Instanzenzug: LG Kleve vom

Gründe

Das Landgericht hat den Angeklagten wegen Einfuhr von Betäubungsmitteln in nicht geringer Menge in Tateinheit mit Beihilfe zum Handeltreiben mit Betäubungsmitteln in nicht geringer Menge zu einer Freiheitsstrafe von sieben Jahren verurteilt. Seine auf die fehlerhafte Anwendung formellen und materiellen Rechts gestützte Revision hat mit der Sachrüge zum Strafausspruch Erfolg; im Übrigen ist sie unbegründet im Sinne des § 349 Abs. 2 StPO.

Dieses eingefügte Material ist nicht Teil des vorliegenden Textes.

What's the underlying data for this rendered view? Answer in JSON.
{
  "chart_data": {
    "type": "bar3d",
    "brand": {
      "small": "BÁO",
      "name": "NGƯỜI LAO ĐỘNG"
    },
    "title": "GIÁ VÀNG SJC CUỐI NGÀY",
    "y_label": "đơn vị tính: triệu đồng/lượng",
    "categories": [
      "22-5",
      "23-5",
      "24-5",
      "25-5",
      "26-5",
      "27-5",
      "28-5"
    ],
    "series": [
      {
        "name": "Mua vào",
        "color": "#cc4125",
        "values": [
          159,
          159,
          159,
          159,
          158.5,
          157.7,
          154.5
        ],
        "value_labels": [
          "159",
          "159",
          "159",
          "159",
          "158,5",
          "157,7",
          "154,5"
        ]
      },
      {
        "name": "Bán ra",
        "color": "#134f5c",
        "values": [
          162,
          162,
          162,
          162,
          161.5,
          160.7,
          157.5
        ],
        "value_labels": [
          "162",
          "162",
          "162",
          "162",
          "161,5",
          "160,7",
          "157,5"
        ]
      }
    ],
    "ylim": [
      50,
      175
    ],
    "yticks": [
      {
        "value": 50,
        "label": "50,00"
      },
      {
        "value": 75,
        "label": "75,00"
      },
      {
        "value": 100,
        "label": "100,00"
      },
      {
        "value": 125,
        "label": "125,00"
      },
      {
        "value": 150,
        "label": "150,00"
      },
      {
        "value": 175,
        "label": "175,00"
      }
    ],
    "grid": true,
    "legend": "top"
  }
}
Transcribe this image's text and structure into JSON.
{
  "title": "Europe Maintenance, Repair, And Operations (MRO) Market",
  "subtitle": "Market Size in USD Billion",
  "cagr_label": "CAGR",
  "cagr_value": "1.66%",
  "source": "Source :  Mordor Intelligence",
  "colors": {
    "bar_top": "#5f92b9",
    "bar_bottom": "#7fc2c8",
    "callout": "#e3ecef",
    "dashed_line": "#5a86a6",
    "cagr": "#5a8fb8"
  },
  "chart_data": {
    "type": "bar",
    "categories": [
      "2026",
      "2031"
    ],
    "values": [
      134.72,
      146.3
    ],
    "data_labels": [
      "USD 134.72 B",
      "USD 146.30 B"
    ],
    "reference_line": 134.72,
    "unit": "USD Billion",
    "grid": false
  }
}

1. Der Strafausspruch kann nicht bestehen bleiben. Das Landgericht hat die gegen den Angeklagten verhängte Strafe dem Strafrahmen des § 30 Abs. 1 BtMG entnommen und bei deren konkreter Bemessung seine Angaben zu weiteren Tatbeteiligten und Taten als "Aufklärungsbemühen" strafmildernd berücksichtigt. Dagegen hat es die Anwendung von § 31 BtMG nicht für möglich gehalten. Dies hält rechtlicher Prüfung nicht stand.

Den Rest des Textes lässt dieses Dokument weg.